NZ marks 100th anniversary of Somme

Acting Prime Minister Bill English and French Ambassador Florence Jeanblanc-Risler pay tribute to...
Acting Prime Minister Bill English and French Ambassador Florence Jeanblanc-Risler pay tribute to fallen soldiers at the Tomb of the Unknown Warrior in Wellington today. Photo: Isaac Davison
The 100th anniversary of the First World War in France has been marked in a formal ceremony in Wellington this morning.

It follows ceremonies in France earlier this week to commemorate 100 years since the Battle of the Somme, New Zealand's first major engagement on the Western Front, and its bloodiest.

The Hall of Memories at the Pukeahu National War Memorial Park - where the ceremony was moved because of torrential rain - was packed full as New Zealand and French officials paid tribute to the soldiers killed in the conflict.

Acting Prime Minister Bill English, speaking before an audience of around 250, said the conditions in the trenches on the Western Front "could only be described as mind-shattering" for the soldiers.

Many were already worn down by previous battles, but in Somme they "encountered changes in warfare they could not have imagined, with the introduction of tanks and chemicals", he said.

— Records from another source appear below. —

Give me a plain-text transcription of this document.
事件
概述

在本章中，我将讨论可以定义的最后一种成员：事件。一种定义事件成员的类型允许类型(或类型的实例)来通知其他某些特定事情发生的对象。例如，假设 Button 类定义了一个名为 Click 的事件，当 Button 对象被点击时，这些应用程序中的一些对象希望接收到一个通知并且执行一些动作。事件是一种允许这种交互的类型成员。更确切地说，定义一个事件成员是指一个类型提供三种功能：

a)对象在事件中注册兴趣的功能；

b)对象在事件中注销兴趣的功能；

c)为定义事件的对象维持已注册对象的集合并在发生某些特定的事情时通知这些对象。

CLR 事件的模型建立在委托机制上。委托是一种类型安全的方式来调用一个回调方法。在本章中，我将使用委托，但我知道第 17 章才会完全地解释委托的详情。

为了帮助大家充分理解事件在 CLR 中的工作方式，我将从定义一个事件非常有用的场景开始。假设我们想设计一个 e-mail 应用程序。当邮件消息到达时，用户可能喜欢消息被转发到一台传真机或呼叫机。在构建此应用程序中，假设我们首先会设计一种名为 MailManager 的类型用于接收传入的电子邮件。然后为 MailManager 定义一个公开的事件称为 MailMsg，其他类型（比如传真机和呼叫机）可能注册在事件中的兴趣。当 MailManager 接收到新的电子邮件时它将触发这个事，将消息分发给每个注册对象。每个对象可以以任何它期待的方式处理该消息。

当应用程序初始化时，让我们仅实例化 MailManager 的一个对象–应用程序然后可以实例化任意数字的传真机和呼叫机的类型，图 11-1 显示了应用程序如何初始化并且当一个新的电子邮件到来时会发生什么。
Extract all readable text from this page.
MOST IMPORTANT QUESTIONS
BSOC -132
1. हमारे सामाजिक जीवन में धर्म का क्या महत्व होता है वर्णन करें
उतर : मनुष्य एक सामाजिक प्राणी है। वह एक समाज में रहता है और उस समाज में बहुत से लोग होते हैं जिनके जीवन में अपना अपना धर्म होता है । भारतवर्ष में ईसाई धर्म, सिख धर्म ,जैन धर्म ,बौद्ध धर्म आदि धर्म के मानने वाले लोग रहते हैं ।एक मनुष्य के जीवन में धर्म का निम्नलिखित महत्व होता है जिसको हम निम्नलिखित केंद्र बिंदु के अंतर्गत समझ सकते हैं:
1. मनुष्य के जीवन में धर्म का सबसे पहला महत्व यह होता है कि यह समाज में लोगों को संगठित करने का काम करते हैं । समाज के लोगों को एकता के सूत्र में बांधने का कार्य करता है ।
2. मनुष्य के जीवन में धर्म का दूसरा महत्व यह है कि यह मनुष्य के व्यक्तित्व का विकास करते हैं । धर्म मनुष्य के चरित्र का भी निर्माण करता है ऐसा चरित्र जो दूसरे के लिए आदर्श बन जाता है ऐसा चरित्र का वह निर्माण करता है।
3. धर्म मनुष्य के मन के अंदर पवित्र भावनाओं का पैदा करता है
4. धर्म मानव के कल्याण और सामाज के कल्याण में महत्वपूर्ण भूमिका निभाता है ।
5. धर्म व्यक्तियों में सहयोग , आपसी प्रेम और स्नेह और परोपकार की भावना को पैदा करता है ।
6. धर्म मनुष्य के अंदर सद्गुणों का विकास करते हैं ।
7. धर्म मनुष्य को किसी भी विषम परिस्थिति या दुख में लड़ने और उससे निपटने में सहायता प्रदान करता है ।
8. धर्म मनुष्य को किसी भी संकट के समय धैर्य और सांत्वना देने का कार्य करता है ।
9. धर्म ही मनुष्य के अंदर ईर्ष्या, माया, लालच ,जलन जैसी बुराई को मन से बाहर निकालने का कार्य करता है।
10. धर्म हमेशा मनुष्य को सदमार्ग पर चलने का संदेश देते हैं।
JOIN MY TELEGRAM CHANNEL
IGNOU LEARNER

"We cannot imagine what events and decisions today would lead our generation of parents to send their children to such a terrifying circumstances."

English said New Zealand's history was intertwined with France's, having joined the country in conflict twice in the last century.

"Twice they died together in their hundreds and thousands," he said.

The acting Prime Minister said the centenary was also an opportunity to pay tribute to Pacific Island soldiers.

The Battle of the Somme was the first major military engagement for Cook Island soldiers, who volunteered to join New Zealand in the conflict.

French ambassador Florence Jeanblanc-Risler read from a French newspaper article published on May 20, 1916, just after the New Zealand Division arrived at the front.

"They came from the other side of the world to fight by our side," the article said.

"They have few shared interests with us. All in all, they have little to gain whether or not France is crushed by Germany.

"They have little to gain from our victory. They came for France.

"They said it and repeated it loudly, 'For France'."

In all, 18,000 New Zealand troops went into action in the Battle of the Somme.

Nearly 6000 were wounded and 2000 were killed, 600 of them on the first day of battle.

More than half of the dead have no known grave, and are instead recognised in the Tomb of the Unknown Warrior, where officials laid poppies after the ceremony.

Rear Admiral David Ledson, the National War memorial chairman, said these huge sacrifices were made to capture just two miles of enemy territory. The battle amounted to a "slow slaughtering process" for the New Zealand Division, he said.

New Zealand soldiers served in France between 1916 and 1918.

A ceremony was held in Longueval, France on Friday to recognise New Zealand's contribution to the conflict.